JUN 01, 2020
In this study, investigators used light scattering to visualize trajectories of speech-generated droplets with and without a mask.
The authors used a 532-nm green laser transformed into a light sheet that was approximately 1 mm thick and 150 mm tall. They directed this light sheet through slits on the sides of a cardboard box. The box, which was painted black interiorly, was positioned under a high-efficiency particulate air (HEPA) filter to eliminate dust. A volunteer was asked to speak through the open end of the box.
When the volunteer said, “stay healthy,” numerous droplets ranging from 20 to 500 μm were generated. These droplets produced flashes as they passed through the light sheet; the number of flashes per video frame was highest when the “th” sound in the word “healthy” was pronounced.
When the same phrase was uttered through a slightly damp washcloth over the speaker’s mouth, the flash count remained close to the background level. The study included a video of the experiment showing the speech-generated droplets.

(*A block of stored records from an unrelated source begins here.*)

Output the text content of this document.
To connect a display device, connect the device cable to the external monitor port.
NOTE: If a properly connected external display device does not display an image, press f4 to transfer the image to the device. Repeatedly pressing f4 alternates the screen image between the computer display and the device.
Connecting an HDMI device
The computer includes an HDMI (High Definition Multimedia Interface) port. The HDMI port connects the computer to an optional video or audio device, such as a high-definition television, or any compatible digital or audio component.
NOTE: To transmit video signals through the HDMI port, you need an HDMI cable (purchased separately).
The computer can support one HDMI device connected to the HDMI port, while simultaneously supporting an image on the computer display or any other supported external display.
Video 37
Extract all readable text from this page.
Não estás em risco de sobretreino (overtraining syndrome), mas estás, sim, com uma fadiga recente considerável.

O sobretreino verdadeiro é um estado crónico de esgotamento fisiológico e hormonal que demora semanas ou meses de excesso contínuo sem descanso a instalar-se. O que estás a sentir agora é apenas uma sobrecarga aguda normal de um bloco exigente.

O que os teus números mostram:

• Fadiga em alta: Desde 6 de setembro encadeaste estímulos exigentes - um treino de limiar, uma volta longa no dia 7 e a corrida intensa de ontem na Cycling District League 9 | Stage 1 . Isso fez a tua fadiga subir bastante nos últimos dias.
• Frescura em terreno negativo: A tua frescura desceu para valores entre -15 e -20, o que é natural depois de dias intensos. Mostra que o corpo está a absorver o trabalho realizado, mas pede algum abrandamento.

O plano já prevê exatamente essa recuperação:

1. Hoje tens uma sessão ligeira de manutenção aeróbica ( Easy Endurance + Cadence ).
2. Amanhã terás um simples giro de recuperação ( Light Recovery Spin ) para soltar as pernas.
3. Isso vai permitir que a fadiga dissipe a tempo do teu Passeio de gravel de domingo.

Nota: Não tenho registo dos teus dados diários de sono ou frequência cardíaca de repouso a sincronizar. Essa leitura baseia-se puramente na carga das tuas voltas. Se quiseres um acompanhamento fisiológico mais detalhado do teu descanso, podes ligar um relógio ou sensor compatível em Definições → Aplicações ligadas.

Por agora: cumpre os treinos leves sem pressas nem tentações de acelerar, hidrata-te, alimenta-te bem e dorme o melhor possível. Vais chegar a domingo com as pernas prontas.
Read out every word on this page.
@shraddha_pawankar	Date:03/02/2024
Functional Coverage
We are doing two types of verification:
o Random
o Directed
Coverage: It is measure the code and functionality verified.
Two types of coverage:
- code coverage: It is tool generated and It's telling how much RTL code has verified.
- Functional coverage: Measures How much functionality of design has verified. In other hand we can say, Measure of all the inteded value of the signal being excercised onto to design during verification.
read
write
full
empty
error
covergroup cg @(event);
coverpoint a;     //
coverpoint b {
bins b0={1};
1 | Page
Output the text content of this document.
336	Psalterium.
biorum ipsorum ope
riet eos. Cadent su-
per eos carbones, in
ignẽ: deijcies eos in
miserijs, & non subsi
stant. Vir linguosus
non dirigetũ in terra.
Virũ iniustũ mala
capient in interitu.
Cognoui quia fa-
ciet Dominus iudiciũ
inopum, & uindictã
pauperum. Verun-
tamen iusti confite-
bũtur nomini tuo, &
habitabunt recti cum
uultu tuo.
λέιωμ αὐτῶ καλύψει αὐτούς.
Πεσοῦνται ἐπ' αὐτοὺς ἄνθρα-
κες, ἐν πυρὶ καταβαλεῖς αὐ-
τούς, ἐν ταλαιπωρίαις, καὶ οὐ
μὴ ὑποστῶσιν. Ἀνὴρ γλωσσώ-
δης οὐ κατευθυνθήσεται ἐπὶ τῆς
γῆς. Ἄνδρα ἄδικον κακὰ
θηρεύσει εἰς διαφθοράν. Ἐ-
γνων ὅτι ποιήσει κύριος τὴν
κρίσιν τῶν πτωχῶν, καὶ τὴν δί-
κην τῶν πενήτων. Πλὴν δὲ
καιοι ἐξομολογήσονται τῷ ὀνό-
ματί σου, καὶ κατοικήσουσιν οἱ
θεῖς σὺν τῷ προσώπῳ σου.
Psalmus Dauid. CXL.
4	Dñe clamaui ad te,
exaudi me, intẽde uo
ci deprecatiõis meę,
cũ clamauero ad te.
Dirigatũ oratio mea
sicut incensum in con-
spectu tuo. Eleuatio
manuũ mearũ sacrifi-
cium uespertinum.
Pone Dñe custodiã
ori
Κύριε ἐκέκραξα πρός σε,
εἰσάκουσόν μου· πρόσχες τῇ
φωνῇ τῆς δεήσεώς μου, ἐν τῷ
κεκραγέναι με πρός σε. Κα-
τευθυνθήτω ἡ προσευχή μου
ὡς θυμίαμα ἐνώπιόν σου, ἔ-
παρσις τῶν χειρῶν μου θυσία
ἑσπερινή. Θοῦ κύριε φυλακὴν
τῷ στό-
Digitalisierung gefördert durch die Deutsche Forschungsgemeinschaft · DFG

The authors did not assess the relative roles of droplets generated during speech, droplet nuclei and aerosols in the transmission of viruses.
This experiment adds to the body of evidence that masks do reduce the transmission of droplets and should encourage patients and doctors to wear a mask when speaking. This serves as a reminder to health care providers of the dangers that can exist by not wearing a mask during sterile surgical procedures.